For CJ Stephens the relationship of the artist/audience is one of the most important things for a musician, and even more fundamental for a busker. He tries to hug the crowd with melodic sounds and lets the guitar transmit the passion.
“Being the artist on stage looking out of the crowd it’s a pretty awesome feeling to imagine. Hundreds of people coming together to hear your stories and songs. It would definitely be the dream job but there’s a lot of work, and external factors that influence that potential.”
The main point of being a busker for him is to be able to constantly move and change places, which is the best way to live the city. In addition, playing solo gives you the freedom to make decisions yourself according to what, and where, you love most. “Red Rocks in the States looks like an incredible venue and one that I will definitely tick off the list one day. I think my favourite venue I’ve been to was back home in Kuranda, near Cairns in North Queensland. Kuranda is a beautiful little town surrounded by rainforest, and then venue was in this small natural amphitheatre. It was raining lightly and lit up with lights, it looked pretty spectacular.”
CJ expressed his experiences and feelings, and made me understand how much he loves the city and what he’s doing now, “My life is awesome, chilled and exciting right now”. Then he shared a little ‘secret’ about himself: “I think anyone who plays music wants to be able to do it full time and tour behind it. However realistically I have a few small, short term goals. Firstly I wanna keep on busking and doing some gigs around London, not with any goal in mind but just for some fun.
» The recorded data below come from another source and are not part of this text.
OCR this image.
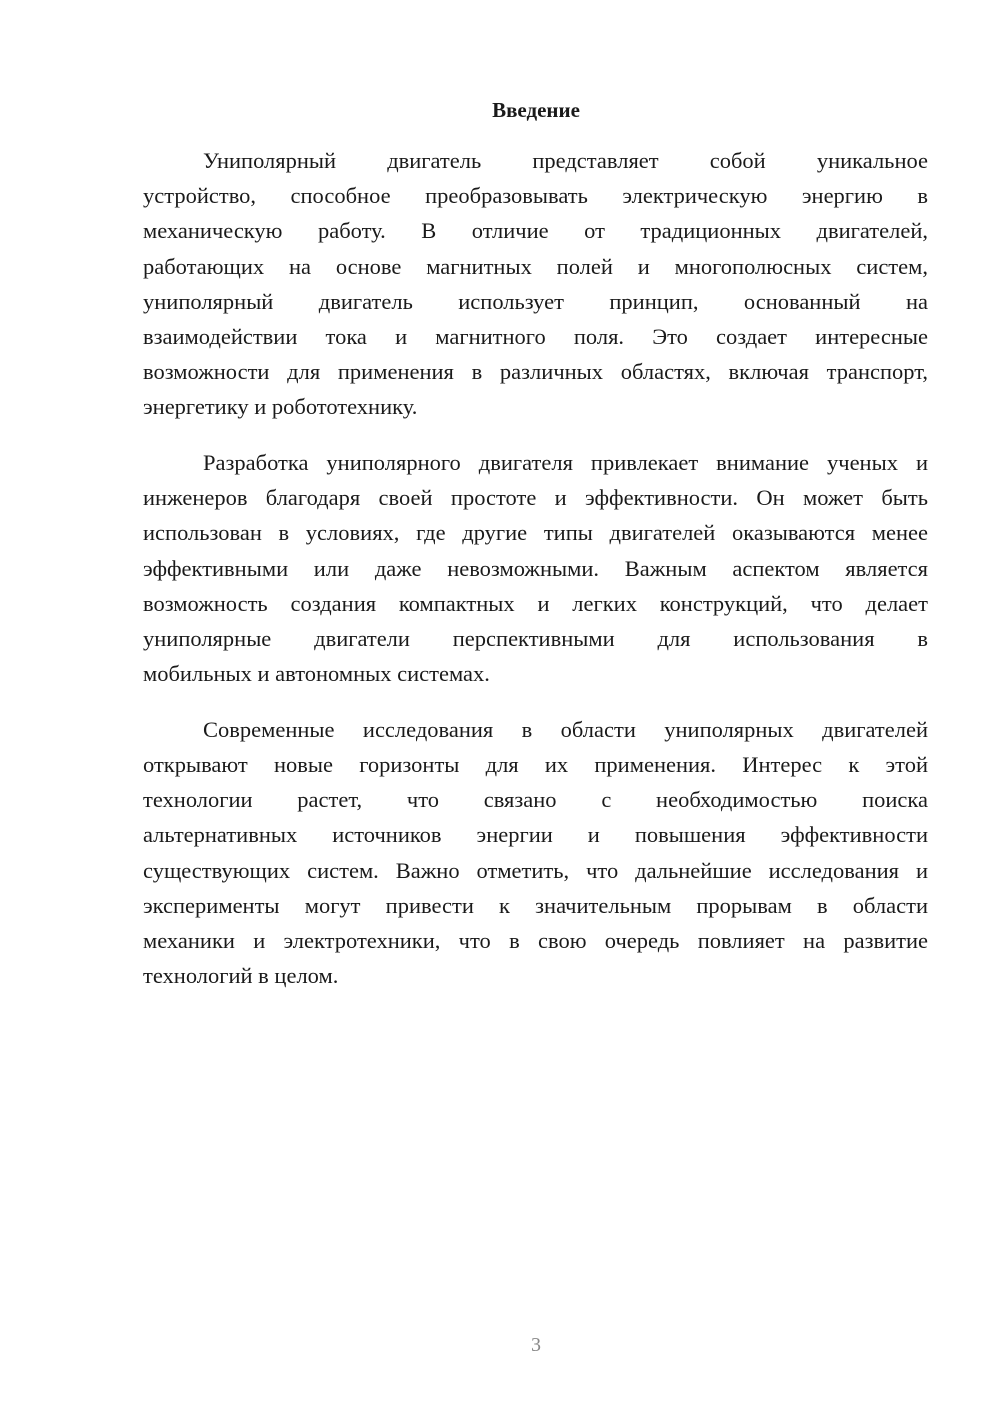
Введение
Униполярный двигатель представляет собой уникальное
устройство, способное преобразовывать электрическую энергию в
механическую работу. В отличие от традиционных двигателей,
работающих на основе магнитных полей и многополюсных систем,
униполярный двигатель использует принцип, основанный на
взаимодействии тока и магнитного поля. Это создает интересные
возможности для применения в различных областях, включая транспорт,
энергетику и робототехнику.
Разработка униполярного двигателя привлекает внимание ученых и
инженеров благодаря своей простоте и эффективности. Он может быть
использован в условиях, где другие типы двигателей оказываются менее
эффективными или даже невозможными. Важным аспектом является
возможность создания компактных и легких конструкций, что делает
униполярные двигатели перспективными для использования в
мобильных и автономных системах.
Современные исследования в области униполярных двигателей
открывают новые горизонты для их применения. Интерес к этой
технологии растет, что связано с необходимостью поиска
альтернативных источников энергии и повышения эффективности
существующих систем. Важно отметить, что дальнейшие исследования и
эксперименты могут привести к значительным прорывам в области
механики и электротехники, что в свою очередь повлияет на развитие
технологий в целом.
3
In the long run I definitely have goals of playing in a band and recording another song or EP.”
“For me music is still just a hobby, a love of mine and some fun. I’ve never put pressure on myself so I don’t face troubles. If anything the biggest troubles I’ve had so far is carting all my gear around, having a bad day with the voice/sound or screwing up a loop live, that one always hurts!”.
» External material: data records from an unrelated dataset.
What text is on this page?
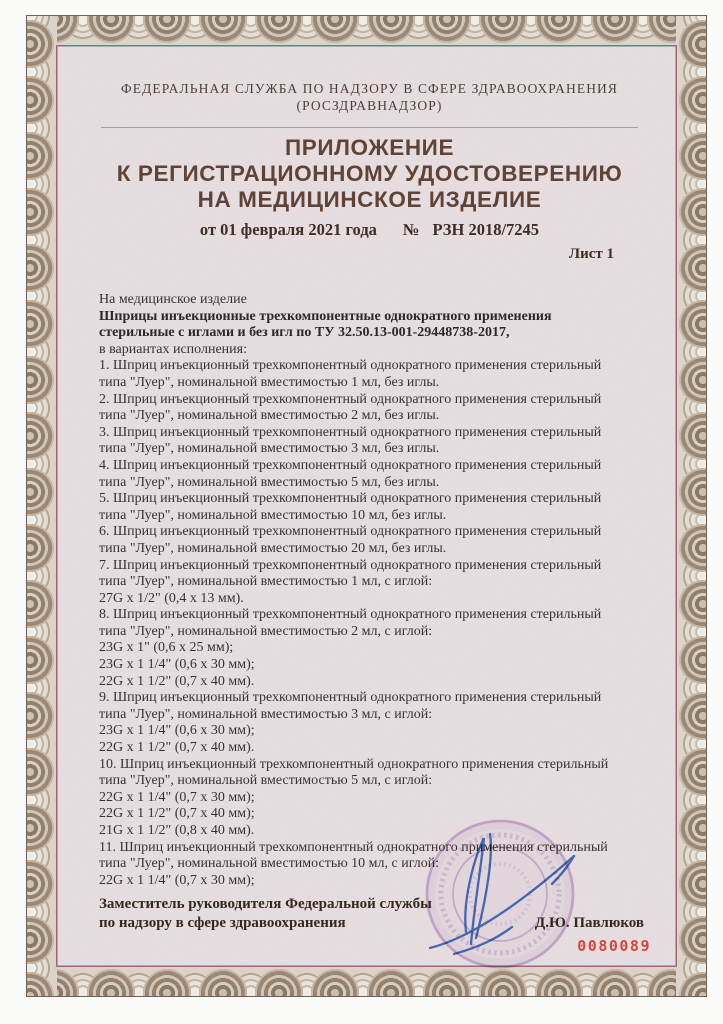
ФЕДЕРАЛЬНАЯ СЛУЖБА ПО НАДЗОРУ В СФЕРЕ ЗДРАВООХРАНЕНИЯ
(РОСЗДРАВНАДЗОР)
ПРИЛОЖЕНИЕ
К РЕГИСТРАЦИОННОМУ УДОСТОВЕРЕНИЮ
НА МЕДИЦИНСКОЕ ИЗДЕЛИЕ
от 01 февраля 2021 года № РЗН 2018/7245
Лист 1
На медицинское изделие
Шприцы инъекционные трехкомпонентные однократного применения
стерильные с иглами и без игл по ТУ 32.50.13-001-29448738-2017,
в вариантах исполнения:
1. Шприц инъекционный трехкомпонентный однократного применения стерильный
типа "Луер", номинальной вместимостью 1 мл, без иглы.
2. Шприц инъекционный трехкомпонентный однократного применения стерильный
типа "Луер", номинальной вместимостью 2 мл, без иглы.
3. Шприц инъекционный трехкомпонентный однократного применения стерильный
типа "Луер", номинальной вместимостью 3 мл, без иглы.
4. Шприц инъекционный трехкомпонентный однократного применения стерильный
типа "Луер", номинальной вместимостью 5 мл, без иглы.
5. Шприц инъекционный трехкомпонентный однократного применения стерильный
типа "Луер", номинальной вместимостью 10 мл, без иглы.
6. Шприц инъекционный трехкомпонентный однократного применения стерильный
типа "Луер", номинальной вместимостью 20 мл, без иглы.
7. Шприц инъекционный трехкомпонентный однократного применения стерильный
типа "Луер", номинальной вместимостью 1 мл, с иглой:
27G x 1/2" (0,4 x 13 мм).
8. Шприц инъекционный трехкомпонентный однократного применения стерильный
типа "Луер", номинальной вместимостью 2 мл, с иглой:
23G x 1" (0,6 x 25 мм);
23G x 1 1/4" (0,6 x 30 мм);
22G x 1 1/2" (0,7 x 40 мм).
9. Шприц инъекционный трехкомпонентный однократного применения стерильный
типа "Луер", номинальной вместимостью 3 мл, с иглой:
23G x 1 1/4" (0,6 x 30 мм);
22G x 1 1/2" (0,7 x 40 мм).
10. Шприц инъекционный трехкомпонентный однократного применения стерильный
типа "Луер", номинальной вместимостью 5 мл, с иглой:
22G x 1 1/4" (0,7 x 30 мм);
22G x 1 1/2" (0,7 x 40 мм);
21G x 1 1/2" (0,8 x 40 мм).
11. Шприц инъекционный трехкомпонентный однократного применения стерильный
типа "Луер", номинальной вместимостью 10 мл, с иглой:
22G x 1 1/4" (0,7 x 30 мм);
Заместитель руководителя Федеральной службы
по надзору в сфере здравоохранения	Д.Ю. Павлюков
0080089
“I had the pleasure of recording my first single this year with a producer and absolute legend, Steve Thornely, which was an unreal experience. He developed my song into this huge sound and took it to a place I never would have imagined it going from jamming it out at home and playing it live. The things that wizard could do was pretty amazing.”
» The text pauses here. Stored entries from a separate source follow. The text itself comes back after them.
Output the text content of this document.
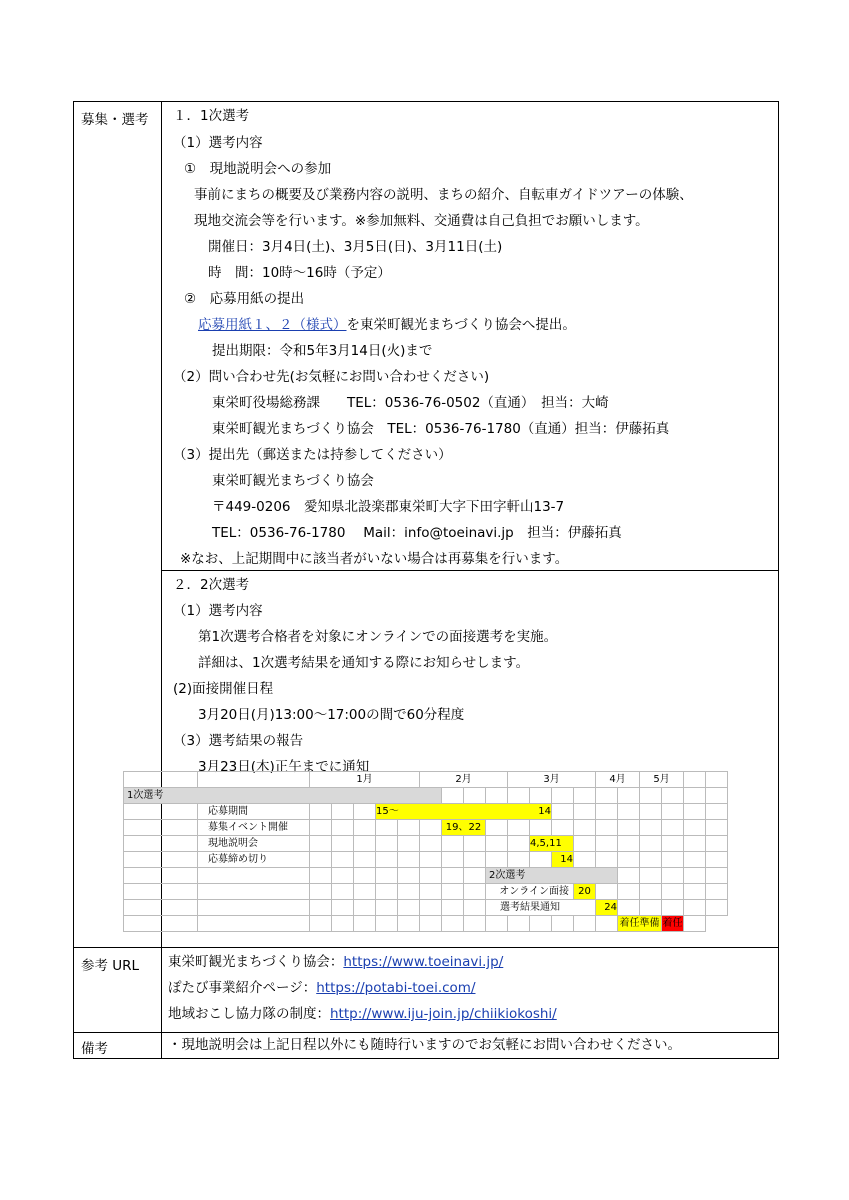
募集・選考	１．1次選考
（1）選考内容
①　現地説明会への参加
事前にまちの概要及び業務内容の説明、まちの紹介、自転車ガイドツアーの体験、
現地交流会等を行います。※参加無料、交通費は自己負担でお願いします。
開催日：3月4日(土)、3月5日(日)、3月11日(土)
時　間：10時～16時（予定）
②　応募用紙の提出
応募用紙１、２（様式）を東栄町観光まちづくり協会へ提出。
提出期限：令和5年3月14日(火)まで
（2）問い合わせ先(お気軽にお問い合わせください)
東栄町役場総務課　　TEL：0536-76-0502（直通）　担当：大崎
東栄町観光まちづくり協会　TEL：0536-76-1780（直通）担当：伊藤拓真
（3）提出先（郵送または持参してください）
東栄町観光まちづくり協会
〒449-0206　愛知県北設楽郡東栄町大字下田字軒山13-7
TEL：0536-76-1780　 Mail：info@toeinavi.jp　担当：伊藤拓真
※なお、上記期間中に該当者がいない場合は再募集を行います。
２．2次選考
（1）選考内容
第1次選考合格者を対象にオンラインでの面接選考を実施。
詳細は、1次選考結果を通知する際にお知らせします。
(2)面接開催日程
3月20日(月)13:00～17:00の間で60分程度
（3）選考結果の報告
3月23日(木)正午までに通知
参考 URL	東栄町観光まちづくり協会：https://www.toeinavi.jp/
ぽたび事業紹介ページ：https://potabi-toei.com/
地域おこし協力隊の制度：http://www.iju-join.jp/chiikiokoshi/
備考	・現地説明会は上記日程以外にも随時行いますのでお気軽にお問い合わせください。
		1月					2月				3月				4月		5月			
1次選考																				
	応募期間				15～ 14															

	募集イベント開催							19、22												
	現地説明会											4,5,11								
	応募締め切り												14							
										2次選考										
										オンライン面接				20						
										選考結果通知					24					
																着任準備		着任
“I’d like to think my music continues to change and develop with time and as I draw on a greater range of artists and influences. However I will always have an affliction for Blues, Folk and Rock. In terms of themes, it is usually just a reflection of a thought, or feeling, or ideal that I happen to have at the time. The song I recorded earlier this year definitely has political undertones. I just try to let all happen naturally and not force the song, hence the reason I might have to let the developing song rest for so long.”